Jezus opowiedział niektórym, co dufni byli w siebie, że są sprawiedliwi, a innymi gardzili, tę przypowieść: «Dwóch ludzi przyszło do świątyni, żeby się modlić, jeden faryzeusz, a drugi celnik. Faryzeusz stanął i tak w duszy się modlił: „Boże, dziękuję Ci, że nie jestem jak inni ludzie: zdziercy, niesprawiedliwi, cudzołożnicy, albo jak i ten celnik. Zachowuję post dwa razy w tygodniu, daję dziesięcinę ze wszystkiego, co nabywam”. A celnik stał z daleka i nie śmiał nawet oczu wznieść ku niebu, lecz bił się w piersi, mówiąc: „Boże, miej litość dla mnie, grzesznika!” Powiadam wam: Ten odszedł do domu usprawiedliwiony, nie tamten. Każdy bowiem, kto się wywyższa, będzie poniżony, a kto się uniża, będzie wywyższony».
Komentarz
Dwie różne wypowiedzi rozpoczynające się od tego samego słowa. Pierwsza, faryzeusza, skoncentrowana na jego zasługach, druga, celnika, wołającego o aktywność Boga. Obie rozbrzmiewają w tej samej przestrzeni świątyni, lecz tylko jedna jest skierowana tak naprawdę ku Panu. Nie ma miejsca na reakcję Boga w przekazie płynącym od faryzeusza; zajmuje się on sobą, dlatego nie doświadcza Bożej ingerencji.
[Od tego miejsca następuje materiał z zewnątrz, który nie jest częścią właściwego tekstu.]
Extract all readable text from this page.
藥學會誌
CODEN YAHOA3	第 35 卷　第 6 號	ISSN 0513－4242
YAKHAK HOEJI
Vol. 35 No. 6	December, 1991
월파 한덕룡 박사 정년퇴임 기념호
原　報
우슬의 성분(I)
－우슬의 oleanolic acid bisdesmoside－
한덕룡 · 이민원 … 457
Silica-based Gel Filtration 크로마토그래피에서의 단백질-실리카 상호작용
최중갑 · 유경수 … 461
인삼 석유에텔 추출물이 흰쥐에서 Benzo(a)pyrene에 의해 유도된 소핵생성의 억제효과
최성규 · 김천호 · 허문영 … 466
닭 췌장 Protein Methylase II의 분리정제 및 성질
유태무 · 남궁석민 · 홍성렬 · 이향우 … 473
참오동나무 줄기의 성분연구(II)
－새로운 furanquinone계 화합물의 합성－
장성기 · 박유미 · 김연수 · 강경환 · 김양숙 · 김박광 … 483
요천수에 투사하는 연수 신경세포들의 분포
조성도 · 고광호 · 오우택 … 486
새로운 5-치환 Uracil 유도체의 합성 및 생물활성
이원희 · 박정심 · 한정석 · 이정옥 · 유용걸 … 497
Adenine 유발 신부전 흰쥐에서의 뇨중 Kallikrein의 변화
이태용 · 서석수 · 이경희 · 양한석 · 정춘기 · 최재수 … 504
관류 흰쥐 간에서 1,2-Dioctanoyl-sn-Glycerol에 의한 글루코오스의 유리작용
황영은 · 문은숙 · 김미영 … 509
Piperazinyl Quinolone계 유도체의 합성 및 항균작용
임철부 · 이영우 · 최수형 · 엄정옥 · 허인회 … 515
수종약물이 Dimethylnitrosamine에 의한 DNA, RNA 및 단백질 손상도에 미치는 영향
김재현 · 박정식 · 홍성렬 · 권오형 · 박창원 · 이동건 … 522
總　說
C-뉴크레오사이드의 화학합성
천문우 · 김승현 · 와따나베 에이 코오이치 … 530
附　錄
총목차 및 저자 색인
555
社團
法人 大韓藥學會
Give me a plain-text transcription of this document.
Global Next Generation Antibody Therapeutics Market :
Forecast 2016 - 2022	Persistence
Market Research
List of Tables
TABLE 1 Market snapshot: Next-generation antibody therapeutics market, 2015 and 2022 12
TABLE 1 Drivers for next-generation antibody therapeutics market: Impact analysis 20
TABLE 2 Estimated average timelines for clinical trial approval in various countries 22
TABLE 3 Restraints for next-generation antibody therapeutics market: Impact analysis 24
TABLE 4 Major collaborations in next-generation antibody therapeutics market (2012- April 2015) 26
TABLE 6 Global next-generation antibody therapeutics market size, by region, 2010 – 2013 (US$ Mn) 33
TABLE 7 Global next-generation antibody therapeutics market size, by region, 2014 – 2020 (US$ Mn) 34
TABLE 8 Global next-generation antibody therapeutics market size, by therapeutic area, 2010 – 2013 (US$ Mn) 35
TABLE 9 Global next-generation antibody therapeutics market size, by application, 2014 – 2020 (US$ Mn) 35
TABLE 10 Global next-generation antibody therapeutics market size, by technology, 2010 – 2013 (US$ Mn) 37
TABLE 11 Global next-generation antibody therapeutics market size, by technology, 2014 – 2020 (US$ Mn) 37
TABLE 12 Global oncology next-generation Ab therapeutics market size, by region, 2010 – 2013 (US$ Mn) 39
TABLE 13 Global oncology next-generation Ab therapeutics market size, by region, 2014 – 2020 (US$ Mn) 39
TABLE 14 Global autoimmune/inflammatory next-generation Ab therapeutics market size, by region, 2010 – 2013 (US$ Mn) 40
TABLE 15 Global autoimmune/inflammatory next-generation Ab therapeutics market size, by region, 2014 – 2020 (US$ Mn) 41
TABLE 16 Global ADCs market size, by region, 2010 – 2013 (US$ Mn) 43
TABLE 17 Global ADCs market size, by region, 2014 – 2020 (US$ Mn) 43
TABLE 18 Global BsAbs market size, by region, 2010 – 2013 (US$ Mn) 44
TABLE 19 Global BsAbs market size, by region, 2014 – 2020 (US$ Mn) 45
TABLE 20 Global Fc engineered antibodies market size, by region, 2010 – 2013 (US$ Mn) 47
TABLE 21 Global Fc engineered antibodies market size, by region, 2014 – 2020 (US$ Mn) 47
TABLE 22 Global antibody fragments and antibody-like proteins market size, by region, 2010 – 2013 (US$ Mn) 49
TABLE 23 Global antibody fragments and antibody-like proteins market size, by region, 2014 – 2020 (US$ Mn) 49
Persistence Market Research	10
Celnik natomiast odniósł się do Pana i Bóg wkroczył w sobie właściwy sposób: uwalniając, usprawiedliwiając. Żadna z tych osób nie jest pytana o przewinienia ani rozliczana z błędów. Żadna nie jest pytana o dobre uczynki ani o akty pobożności. Skoro jednak przyszli do domu Stwórcy, to naturalne jest wejście w kontakt z Nim. Warto zadbać o uważność.